Nonprofits spend a large amount of resources appealing to new donors and retaining those who have previously given. However, the messaging strategy used to communicate with various audience types often relies on generalizations and assumptions of donor behavior and motivation. These one-sided conversations can be costly.
Identify the Why
An important question must be asked internally as well as to those individuals volunteering their external support – Why? Many nonprofits don’t know why their donors donate. Assumptions are made on their behalf, yet simply having the conversation can increase engagement and help the donors feel valued and heard. The article How to be Relevant to Donors provided an example of how valuable these conversations are: “One health charity quadrupled telephone income simply by opening the call with a question to identify each supporter’s connection to the cause. Fundraisers routed the call based on the supporter’s experience, rather than an organizationally pre-determined one.”
Quality, Not Quantity
Witty phrases and eye-catching photography don’t compensate for relevance. If the messaging is spread as a generic blanket over all audience categories, it is unlikely to pull at heartstrings and therefore unlikely to be fruitful. The Key for More Effective Donor Communication emphasized, “Generic messages are not just typically boring; studies have shown that vague statements can introduce skepticism among readers. Definitely not the feeling you want to evoke!” Not only are marketing dollars wasted, it could potentially hurt the cause by demonstrating an overall lack of interest and understanding.
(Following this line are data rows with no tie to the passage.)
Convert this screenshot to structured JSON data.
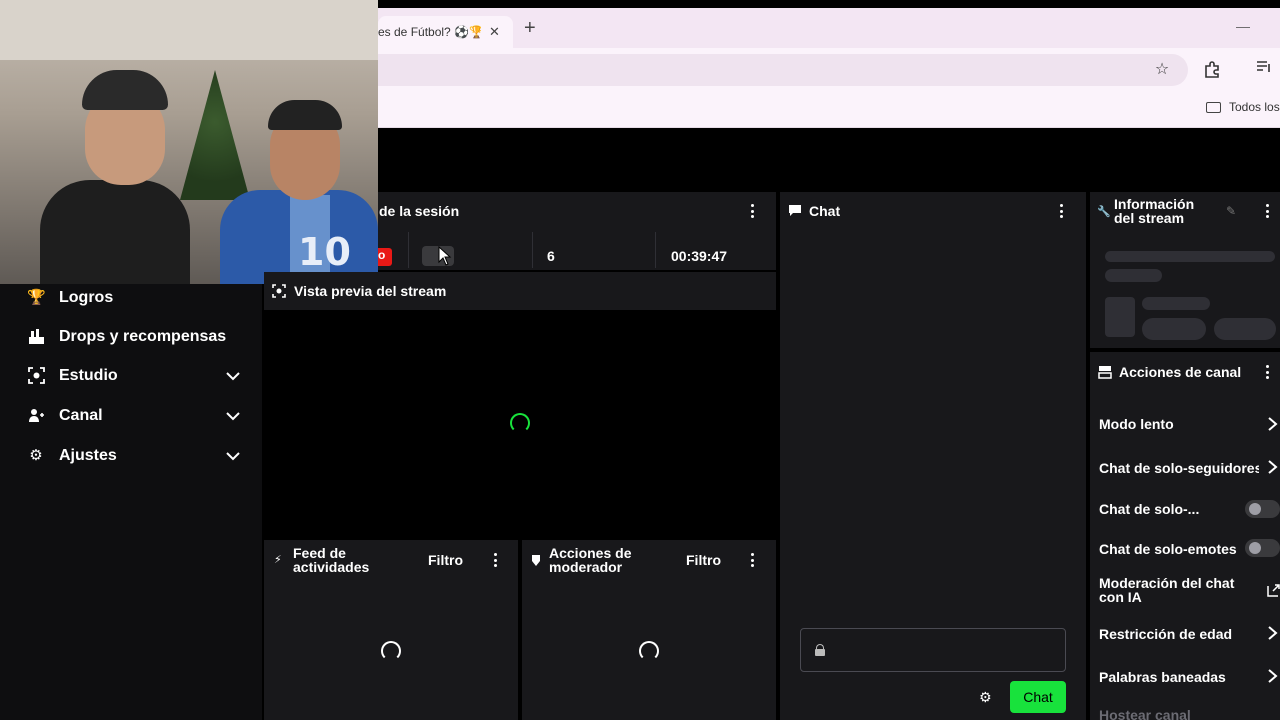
{
  "browser": {
    "tab_title": "es de Fútbol? ⚽🏆",
    "tab_close": "✕",
    "new_tab": "+",
    "minimize": "—",
    "bookmarks_folder": "Todos los"
  },
  "sidebar": {
    "items": [
      {
        "label": "Logros",
        "icon": "trophy-icon",
        "glyph": "🏆",
        "expandable": false
      },
      {
        "label": "Drops y recompensas",
        "icon": "gift-icon",
        "glyph": "▙",
        "expandable": false
      },
      {
        "label": "Estudio",
        "icon": "studio-icon",
        "glyph": "◙",
        "expandable": true
      },
      {
        "label": "Canal",
        "icon": "channel-icon",
        "glyph": "⚇",
        "expandable": true
      },
      {
        "label": "Ajustes",
        "icon": "gear-icon",
        "glyph": "⚙",
        "expandable": true
      }
    ]
  },
  "session": {
    "title": "de la sesión",
    "live_partial": "o",
    "viewers": "6",
    "duration": "00:39:47"
  },
  "preview": {
    "title": "Vista previa del stream",
    "icon": "camera-icon"
  },
  "activity_feed": {
    "title_line1": "Feed de",
    "title_line2": "actividades",
    "filter": "Filtro"
  },
  "mod_actions": {
    "title_line1": "Acciones de",
    "title_line2": "moderador",
    "filter": "Filtro"
  },
  "chat": {
    "title": "Chat",
    "send_label": "Chat",
    "accent": "#18e23c"
  },
  "stream_info": {
    "title_line1": "Información",
    "title_line2": "del stream"
  },
  "channel_actions": {
    "title": "Acciones de canal",
    "items": [
      {
        "label": "Modo lento",
        "control": "chevron"
      },
      {
        "label": "Chat de solo-seguidores",
        "control": "chevron"
      },
      {
        "label": "Chat de solo-...",
        "control": "toggle",
        "on": false
      },
      {
        "label": "Chat de solo-emotes",
        "control": "toggle",
        "on": false
      },
      {
        "label": "Moderación del chat con IA",
        "control": "external"
      },
      {
        "label": "Restricción de edad",
        "control": "chevron"
      },
      {
        "label": "Palabras baneadas",
        "control": "chevron"
      },
      {
        "label": "Hostear canal",
        "control": "none"
      }
    ]
  },
  "webcam": {
    "jersey_number": "10"
  }
}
The approach to avoid generic messaging is to segment audience types. This can be done by tracking donors in a CRM setting and maintaining data on each person. Since most business development strategies are centered around donation amount, this is often the go-to segment identifier. Abila’s Donor Engagement Study identified the top frequently used segments :
Image Source: Abila Donor Engagement Study
Individually, each category will not uncover the whole story behind a donor’s “why”. Multiple factors have lead to large one-time donations and variation of the similar factors have inspired frequent small donations. Analyzing multiple data points can paint a clearer picture of the appropriate messaging, leading more successful responses.
Abila’s study speaks to that point: “Using one data point to target many donors widens the gap between the donors’ expectations and the organization, and creates an environment where organizations rely on the volume of communication to drive conversion and donation rates, rather than targeted communication that can generate a higher return. Donors are telling organizations their preferences of channel, their interests and content preferences, and even the time of year and type of campaign they prefer to support. Using those multiple data points to target the individual donor will improve the donor experience, increase engagement and retention, and accelerate and increase giving – matching the experience they have with other entities in their daily lives.”
Make It Personal
Now that the audience is segmented, it’s easier to show donors how they’re personally recognized and valued. It could be as simple as using their name in the direct mail piece. However, the more effort put forth in displaying the organization’s understanding of their donors, the more beneficial the campaign and more engaged the audience will be in the cause. Personally thank them for their unique interest within the cause and previous contributions to the organization.
Remember, this needs to be a two-sided conversation. Not only is the donor recognized as an individual, there needs to be an internal person on the other side of that communication that evokes appreciation and warmth. This can be done by ensuring the note is from an identified team member, not a generic email or organization name. Additionally, the nonprofit’s employees should be shown as real, approachable people. A tip from 5 Ways to Get Personal and Get Relevant is to feature them on the website with photos and bios explaining why they’re passionate about the organization and its cause. Donors relating to team members’ “why” can further the bond and encourage retention.
Donors play an essential role in the future of every nonprofit, so knowing their opinion matters. Investing in market research to listen to current donors and implementing exit polls for those that drop off can result in more effective communication and potentially improve the organization as a whole. In Donor Retention: What Do We Know & What Can We Do about It?, investing in retention is a clear choice: “It typically costs around five times as much to solicit a new customer as it does to do business with an existing one. Acquisition costs through direct forms of marketing are high. This is particularly the case in the context of fundraising, where it typically costs nonprofits two to three times more to recruit a donor than a donor will give by way of a first donation. It can take twelve to eighteen months before a donor relationship becomes profitable.”
So make the most of the organization’s marketing budget by nurturing the connections with those who have supported in the past. If done correctly, highly engaged donors will become advocates and spread the cause through word-of-mouth. When individuals are passionate enough to give of themselves through volunteering or donation, nonprofits can greatly benefit from investing in understanding and nurturing their enthusiasm.